Título: A Saga dos Super-Heróis Brasileiros
Autor: Roberto Guedes
Sinopse: UM BRASIL REPLETO DE SUPER-HERÓIS Apesas de as revistas de super-heróis serem consideradas pelos críticos como um sub-produto literário americano, elas encontram a admiração de milhões de fãs ao redor do mundo e em particular, dos brasileiros. Desde as primeiras publicações em "terra brasilis". nossos autores sofreram com a resistência dos incrédulos ao tentarem adaptar tal temática à realidade brasileira.

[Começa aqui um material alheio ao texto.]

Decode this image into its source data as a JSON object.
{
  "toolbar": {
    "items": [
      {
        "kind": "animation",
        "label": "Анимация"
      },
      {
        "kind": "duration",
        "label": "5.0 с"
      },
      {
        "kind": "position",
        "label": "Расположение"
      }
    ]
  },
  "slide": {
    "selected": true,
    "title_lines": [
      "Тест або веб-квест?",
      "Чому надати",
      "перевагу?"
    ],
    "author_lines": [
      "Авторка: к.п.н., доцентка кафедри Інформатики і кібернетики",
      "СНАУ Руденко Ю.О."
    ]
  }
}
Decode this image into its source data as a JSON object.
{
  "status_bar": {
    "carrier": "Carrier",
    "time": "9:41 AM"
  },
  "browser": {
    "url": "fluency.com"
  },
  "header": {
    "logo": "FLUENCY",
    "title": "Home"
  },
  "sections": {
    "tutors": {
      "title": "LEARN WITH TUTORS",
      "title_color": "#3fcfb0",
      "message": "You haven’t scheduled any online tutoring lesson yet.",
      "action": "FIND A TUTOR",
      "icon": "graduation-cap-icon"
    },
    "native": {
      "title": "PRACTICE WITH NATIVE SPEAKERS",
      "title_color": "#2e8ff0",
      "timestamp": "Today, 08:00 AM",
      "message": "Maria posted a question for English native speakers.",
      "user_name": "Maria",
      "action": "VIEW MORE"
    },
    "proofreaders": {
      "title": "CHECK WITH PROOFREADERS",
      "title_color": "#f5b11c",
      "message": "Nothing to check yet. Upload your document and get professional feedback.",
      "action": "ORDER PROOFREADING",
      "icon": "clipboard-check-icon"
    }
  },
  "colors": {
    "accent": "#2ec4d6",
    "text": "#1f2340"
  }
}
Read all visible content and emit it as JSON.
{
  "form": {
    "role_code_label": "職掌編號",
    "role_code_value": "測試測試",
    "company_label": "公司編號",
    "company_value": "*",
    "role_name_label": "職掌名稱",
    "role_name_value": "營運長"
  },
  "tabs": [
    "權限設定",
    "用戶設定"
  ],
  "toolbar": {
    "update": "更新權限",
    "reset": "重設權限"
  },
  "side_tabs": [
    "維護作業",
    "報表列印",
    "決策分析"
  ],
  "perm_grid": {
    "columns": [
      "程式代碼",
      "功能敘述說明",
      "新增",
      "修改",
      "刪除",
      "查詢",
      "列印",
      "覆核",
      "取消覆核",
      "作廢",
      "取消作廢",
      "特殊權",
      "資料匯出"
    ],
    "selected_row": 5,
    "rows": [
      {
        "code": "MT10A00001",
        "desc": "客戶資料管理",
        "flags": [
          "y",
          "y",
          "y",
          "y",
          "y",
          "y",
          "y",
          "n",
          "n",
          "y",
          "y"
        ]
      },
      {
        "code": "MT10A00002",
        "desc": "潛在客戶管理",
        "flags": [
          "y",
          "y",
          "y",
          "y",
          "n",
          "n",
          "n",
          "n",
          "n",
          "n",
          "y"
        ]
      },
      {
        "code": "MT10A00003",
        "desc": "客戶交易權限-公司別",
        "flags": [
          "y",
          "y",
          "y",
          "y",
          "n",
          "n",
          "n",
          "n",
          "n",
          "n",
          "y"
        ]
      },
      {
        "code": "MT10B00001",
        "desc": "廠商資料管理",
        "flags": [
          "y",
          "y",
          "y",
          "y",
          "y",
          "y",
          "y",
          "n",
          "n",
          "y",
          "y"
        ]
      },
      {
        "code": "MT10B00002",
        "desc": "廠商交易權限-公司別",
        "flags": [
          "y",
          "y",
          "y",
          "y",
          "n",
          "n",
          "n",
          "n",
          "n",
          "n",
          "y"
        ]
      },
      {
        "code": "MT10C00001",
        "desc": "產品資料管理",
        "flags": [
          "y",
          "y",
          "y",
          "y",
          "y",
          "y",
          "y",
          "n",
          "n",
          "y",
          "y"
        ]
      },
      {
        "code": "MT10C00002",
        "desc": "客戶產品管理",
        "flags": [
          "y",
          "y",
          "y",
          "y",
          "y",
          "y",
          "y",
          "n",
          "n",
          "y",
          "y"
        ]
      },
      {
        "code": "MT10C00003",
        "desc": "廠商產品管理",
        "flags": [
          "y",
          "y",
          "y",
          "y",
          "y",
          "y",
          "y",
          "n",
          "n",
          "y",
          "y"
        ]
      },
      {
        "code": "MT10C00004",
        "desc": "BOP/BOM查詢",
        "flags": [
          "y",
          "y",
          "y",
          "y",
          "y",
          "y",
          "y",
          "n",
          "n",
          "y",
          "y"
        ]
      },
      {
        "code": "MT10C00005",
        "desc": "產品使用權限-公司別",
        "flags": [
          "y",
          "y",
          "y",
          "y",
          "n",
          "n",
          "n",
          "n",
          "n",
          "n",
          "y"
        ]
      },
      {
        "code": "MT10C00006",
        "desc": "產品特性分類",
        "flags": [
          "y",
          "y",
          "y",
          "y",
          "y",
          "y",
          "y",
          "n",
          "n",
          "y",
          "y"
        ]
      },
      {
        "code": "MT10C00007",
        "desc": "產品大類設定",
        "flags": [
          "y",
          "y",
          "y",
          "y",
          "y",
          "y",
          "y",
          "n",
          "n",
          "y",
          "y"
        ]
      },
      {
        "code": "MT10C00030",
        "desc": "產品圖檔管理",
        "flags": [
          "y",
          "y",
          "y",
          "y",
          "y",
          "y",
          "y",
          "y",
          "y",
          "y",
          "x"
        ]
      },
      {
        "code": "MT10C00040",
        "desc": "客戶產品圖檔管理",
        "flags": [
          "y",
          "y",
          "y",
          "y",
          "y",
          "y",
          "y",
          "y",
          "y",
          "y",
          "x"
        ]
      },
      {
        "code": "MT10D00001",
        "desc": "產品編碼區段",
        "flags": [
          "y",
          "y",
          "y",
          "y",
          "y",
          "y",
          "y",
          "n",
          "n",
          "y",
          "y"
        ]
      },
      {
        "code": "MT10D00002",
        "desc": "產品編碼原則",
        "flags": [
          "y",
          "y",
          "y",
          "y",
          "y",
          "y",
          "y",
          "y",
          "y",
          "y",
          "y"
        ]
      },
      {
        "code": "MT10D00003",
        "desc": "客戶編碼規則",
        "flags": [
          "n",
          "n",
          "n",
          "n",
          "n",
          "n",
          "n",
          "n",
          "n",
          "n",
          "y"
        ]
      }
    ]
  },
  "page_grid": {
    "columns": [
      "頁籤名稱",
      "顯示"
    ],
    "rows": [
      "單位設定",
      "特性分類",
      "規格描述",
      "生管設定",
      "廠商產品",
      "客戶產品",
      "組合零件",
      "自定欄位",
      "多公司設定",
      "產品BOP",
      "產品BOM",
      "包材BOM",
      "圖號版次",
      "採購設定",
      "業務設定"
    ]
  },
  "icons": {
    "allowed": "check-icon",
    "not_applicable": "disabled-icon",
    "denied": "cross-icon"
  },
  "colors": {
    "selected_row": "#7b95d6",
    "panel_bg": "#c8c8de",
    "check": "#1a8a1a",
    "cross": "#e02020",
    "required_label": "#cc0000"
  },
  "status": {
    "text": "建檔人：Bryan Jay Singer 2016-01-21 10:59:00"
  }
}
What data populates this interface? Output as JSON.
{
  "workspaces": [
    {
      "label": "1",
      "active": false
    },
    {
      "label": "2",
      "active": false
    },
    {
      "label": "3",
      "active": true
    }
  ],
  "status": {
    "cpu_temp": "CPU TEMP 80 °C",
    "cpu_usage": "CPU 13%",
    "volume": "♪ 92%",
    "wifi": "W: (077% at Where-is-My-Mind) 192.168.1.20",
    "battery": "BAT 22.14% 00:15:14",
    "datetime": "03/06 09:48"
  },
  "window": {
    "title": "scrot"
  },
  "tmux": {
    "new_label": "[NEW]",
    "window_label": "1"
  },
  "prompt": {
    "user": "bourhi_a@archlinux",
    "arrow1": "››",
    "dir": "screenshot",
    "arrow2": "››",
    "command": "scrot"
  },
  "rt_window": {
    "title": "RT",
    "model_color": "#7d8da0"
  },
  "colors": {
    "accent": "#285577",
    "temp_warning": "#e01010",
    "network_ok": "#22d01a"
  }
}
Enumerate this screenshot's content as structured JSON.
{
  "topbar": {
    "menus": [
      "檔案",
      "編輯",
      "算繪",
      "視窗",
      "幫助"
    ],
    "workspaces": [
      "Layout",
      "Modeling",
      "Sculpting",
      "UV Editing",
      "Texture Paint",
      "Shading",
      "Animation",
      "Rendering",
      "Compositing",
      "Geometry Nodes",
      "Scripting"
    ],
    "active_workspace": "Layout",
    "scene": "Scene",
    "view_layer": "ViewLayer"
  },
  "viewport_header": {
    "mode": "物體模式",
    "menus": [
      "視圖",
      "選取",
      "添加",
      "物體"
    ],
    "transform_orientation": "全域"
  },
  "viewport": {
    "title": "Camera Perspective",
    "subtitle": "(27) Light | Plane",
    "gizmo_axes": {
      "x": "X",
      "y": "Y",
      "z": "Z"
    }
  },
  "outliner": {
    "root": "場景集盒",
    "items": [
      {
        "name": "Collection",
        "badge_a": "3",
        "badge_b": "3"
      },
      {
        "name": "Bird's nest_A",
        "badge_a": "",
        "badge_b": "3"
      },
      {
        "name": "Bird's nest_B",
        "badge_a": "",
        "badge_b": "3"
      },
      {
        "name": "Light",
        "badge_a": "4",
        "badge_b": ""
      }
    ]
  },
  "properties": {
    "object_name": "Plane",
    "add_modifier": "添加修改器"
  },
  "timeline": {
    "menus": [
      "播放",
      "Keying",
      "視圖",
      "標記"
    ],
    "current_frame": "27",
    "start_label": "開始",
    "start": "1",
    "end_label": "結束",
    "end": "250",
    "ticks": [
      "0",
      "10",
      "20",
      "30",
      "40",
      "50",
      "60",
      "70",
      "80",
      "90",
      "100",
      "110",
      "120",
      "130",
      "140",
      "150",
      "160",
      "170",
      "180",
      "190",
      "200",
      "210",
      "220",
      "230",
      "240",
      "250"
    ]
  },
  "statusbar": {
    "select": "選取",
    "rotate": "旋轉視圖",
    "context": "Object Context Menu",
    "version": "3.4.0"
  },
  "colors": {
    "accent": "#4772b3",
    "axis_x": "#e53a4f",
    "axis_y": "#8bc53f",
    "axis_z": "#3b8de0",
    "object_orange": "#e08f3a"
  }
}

Mesmo assim, muitas obras se destacaram das demais por apresentarem textos bem construídos e inteligentes, ou ainda, pela qualidade da arte. E é delas que este livro trata. Dos roteiristas, dos desenhistas, das editoras - grandes ou pequenas - e dos editores independentes que souberam promover seus super-heróis. Verdadeiros produtos que, por um determinado período de tempo, geraram burburinho, receita, cativaram um público leitor e mais, propiciaram aos seus autores a chance de "darem seu recado"! Ao terminar de ler A Saga dos Super-Heróis Brasileiros, com certeza o leitor chegará à conclusão que, independente dos estilos e temas, qualquer um que tente viver de quadrinhos no Brasil é, sim senhor, um genuíno "super-herói brasileiro"...
Contexto da obra
Quando a classificação é mais ampla, o contexto do livro costuma depender ainda mais de autoria, tema e edição. “A Saga dos Super-Heróis Brasileiros”, de Roberto Guedes, publicado pela editora Opera Graphica Editora, em 2005 e com 114 páginas, integra a categoria Livros Variados. Por isso, autoria, edição e tema acabam tendo ainda mais peso na forma de apresentar o livro.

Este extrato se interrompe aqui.